Não só esses termos, mas o tipo de crítica que eles sintetizavam, uma crítica absoluta, repetida ad nauseam, foi criando a “verdade” inconteste de que o PT era a encarnação dos principais males que nos atingiam, desde a corrupção até o autoritarismo de esquerda, a “venezualização”, o “comunismo”, o “bolchevismo”. A corrupção, que de fato atingiu o PT, tornava-se nesse discurso quase que sua exclusividade, convertendo o partido no campeão absoluto da corrupção, insuperável por qualquer outro, em qualquer tempo e lugar. Ademais, o esquerdismo do PT era magnificado para equipará-lo ao Khmer Vermelho no Camboja, ao chavismo ou ao castrismo.
Esse tipo de mistificação, em boa parte oriunda da repetição por diversos publicistas, comentaristas e formadores de opinião das mesmas “verdades”, insistentemente, ao longo de mais de uma década, foi reforçado pelos erros reais do próprio PT – assim como de sua incapacidade de produzir uma autocrítica. Criou-se um espantalho e instilou-se em segmentos importantes da sociedade brasileira uma percepção exagerada sobre os defeitos verdadeiros do partido.
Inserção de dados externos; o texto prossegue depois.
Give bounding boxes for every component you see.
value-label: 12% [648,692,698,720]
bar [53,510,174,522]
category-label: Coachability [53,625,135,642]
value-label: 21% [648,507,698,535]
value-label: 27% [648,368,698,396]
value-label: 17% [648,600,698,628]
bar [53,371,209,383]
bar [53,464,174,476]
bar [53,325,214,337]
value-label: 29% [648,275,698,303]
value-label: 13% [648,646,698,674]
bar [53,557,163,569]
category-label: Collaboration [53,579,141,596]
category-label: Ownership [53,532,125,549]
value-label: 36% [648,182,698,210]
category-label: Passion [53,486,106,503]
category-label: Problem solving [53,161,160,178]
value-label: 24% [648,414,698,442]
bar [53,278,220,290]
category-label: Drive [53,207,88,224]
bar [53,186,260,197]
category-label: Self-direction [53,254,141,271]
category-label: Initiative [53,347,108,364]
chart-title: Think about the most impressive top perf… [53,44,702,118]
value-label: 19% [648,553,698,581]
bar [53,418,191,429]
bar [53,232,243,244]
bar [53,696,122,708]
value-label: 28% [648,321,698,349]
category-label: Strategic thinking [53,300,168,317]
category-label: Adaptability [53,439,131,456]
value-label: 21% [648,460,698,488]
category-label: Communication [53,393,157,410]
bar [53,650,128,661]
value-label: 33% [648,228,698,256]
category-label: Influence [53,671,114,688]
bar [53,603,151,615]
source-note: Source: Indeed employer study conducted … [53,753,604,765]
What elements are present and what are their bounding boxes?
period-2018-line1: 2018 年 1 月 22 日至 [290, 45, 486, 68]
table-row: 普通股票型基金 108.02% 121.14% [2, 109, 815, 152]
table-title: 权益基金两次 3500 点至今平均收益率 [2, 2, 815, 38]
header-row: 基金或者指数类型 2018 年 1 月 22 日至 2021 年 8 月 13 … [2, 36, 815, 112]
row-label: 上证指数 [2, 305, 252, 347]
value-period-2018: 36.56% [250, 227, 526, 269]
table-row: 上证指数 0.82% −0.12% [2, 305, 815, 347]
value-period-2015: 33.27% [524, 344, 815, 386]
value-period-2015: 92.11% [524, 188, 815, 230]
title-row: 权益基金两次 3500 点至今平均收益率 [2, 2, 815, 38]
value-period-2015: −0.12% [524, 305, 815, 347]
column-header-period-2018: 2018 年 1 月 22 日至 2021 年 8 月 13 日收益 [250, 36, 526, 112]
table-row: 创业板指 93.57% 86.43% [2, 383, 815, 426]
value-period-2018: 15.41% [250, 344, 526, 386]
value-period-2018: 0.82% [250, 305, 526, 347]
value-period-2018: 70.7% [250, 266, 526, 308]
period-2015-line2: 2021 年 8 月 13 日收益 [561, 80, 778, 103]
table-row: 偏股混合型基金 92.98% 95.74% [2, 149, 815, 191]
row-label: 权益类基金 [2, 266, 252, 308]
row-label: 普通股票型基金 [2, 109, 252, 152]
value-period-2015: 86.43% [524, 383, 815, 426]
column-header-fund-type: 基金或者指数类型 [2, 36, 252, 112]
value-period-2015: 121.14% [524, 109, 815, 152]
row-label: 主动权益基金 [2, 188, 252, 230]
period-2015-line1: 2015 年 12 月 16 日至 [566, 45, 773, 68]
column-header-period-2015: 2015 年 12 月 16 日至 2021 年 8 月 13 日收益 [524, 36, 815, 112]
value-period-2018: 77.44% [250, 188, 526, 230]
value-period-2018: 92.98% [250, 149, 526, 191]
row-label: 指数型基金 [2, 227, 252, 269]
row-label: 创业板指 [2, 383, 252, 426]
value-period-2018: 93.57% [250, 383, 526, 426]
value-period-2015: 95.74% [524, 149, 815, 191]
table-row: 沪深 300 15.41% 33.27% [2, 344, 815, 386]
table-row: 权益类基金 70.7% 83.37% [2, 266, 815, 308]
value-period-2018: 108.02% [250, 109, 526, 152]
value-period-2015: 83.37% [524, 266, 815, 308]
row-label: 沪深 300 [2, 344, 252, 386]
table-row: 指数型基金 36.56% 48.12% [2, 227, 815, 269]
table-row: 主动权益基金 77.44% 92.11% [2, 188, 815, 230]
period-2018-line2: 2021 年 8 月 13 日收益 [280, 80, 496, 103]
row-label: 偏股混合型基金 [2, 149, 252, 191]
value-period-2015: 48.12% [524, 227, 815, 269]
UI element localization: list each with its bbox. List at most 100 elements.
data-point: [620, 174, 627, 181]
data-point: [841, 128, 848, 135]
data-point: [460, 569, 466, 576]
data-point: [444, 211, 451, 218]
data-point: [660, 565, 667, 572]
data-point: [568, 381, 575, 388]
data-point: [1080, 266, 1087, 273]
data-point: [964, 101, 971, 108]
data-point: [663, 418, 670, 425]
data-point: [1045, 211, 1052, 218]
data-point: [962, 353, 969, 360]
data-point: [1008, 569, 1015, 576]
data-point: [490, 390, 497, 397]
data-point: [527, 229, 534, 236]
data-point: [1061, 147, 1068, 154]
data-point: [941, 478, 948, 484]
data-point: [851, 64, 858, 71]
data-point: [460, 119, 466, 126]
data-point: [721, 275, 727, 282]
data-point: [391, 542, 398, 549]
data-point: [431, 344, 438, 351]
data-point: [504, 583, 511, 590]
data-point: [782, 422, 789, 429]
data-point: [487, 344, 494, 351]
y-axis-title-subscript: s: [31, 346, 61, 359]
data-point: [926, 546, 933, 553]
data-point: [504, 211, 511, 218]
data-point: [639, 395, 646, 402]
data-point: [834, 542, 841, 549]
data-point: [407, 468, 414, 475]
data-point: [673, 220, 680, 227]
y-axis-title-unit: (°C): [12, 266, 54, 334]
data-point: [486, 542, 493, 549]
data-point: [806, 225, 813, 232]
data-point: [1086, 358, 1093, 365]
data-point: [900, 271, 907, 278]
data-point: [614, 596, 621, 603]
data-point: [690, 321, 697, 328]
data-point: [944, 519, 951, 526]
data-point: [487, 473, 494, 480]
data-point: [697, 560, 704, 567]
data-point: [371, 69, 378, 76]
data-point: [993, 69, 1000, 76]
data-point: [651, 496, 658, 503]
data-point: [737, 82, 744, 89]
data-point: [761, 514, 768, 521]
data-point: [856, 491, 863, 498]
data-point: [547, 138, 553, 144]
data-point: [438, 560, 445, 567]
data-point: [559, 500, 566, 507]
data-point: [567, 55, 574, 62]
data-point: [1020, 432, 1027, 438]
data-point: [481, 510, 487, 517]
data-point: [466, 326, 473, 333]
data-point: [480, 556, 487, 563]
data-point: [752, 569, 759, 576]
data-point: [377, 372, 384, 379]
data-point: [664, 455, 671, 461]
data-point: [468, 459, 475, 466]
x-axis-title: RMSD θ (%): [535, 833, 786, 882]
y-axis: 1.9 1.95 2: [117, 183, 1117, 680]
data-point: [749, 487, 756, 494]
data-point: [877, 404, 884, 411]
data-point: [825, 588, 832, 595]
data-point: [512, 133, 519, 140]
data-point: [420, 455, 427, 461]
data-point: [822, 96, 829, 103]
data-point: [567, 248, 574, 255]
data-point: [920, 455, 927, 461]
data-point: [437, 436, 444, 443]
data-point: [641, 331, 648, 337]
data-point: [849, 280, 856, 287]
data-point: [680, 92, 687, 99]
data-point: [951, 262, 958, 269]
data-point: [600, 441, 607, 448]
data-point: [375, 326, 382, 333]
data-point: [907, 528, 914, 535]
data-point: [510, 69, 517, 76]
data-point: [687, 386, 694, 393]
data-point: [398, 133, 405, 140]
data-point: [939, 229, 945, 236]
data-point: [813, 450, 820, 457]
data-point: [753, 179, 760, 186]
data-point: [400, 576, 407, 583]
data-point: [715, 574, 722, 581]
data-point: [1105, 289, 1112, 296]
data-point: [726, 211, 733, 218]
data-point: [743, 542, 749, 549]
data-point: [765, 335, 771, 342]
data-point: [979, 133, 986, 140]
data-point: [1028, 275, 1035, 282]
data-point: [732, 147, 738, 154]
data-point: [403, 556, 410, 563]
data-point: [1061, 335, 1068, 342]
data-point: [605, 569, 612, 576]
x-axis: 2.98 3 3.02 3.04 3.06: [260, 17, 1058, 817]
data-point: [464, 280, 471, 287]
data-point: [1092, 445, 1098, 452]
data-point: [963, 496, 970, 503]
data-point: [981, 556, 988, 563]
Produziu-se em relação a uma organização política uma narrativa intolerante e mistificadora que disseminou entre cidadãos comuns uma tal ojeriza a ele que qualquer evidência em contrário é simplesmente rechaçada – ao mesmo tempo que evidências desfavoráveis a seus detratores são minimizadas, numa espécie de terraplanismo político.
Um lado curioso é que muitos desses instiladores do ódio político à esquerda e a seu principal partido se veem, hoje, numa situação constrangedora. Tendo recuado em algumas posições, demonstrando sobretudo preocupação com o Estado de direito e as liberdades, são atacados violentamente por uma horda de antigos seguidores, inconformados com sua guinada rumo à moderação, vista como traição ou apostasia. Criaram corvos que agora aparecem para lhes bicar os olhos.
O PT cometeu muitos erros dos quais ainda não se retratou. Porém, entre esses erros não está o extremismo. O ódio de que é alvo resulta de algo distinto de seus erros. Ele provém de uma estigmatização similar àquela que se produz contra grupos minoritários apontados como responsáveis por todos os males a afligir uma sociedade. E apesar de neste caso se tratar não de uma minoria, mas de um partido eleito por uma maioria eleitoral, a estigmatização ocorreu.
Repete-se o tempo todo que um determinado grupo é o culpado por tudo, que conspira, que representa uma ameaça, que se compõe de criminosos ou ratos, que deve ser extirpado, que nenhum de seus membros é passível de confiança, que os erros de uns são os erros de todos, que a solidariedade que prestam a seus pares é odiosa e sinal de que todos merecem castigo e repúdio. A história já nos ensinou até onde isso leva.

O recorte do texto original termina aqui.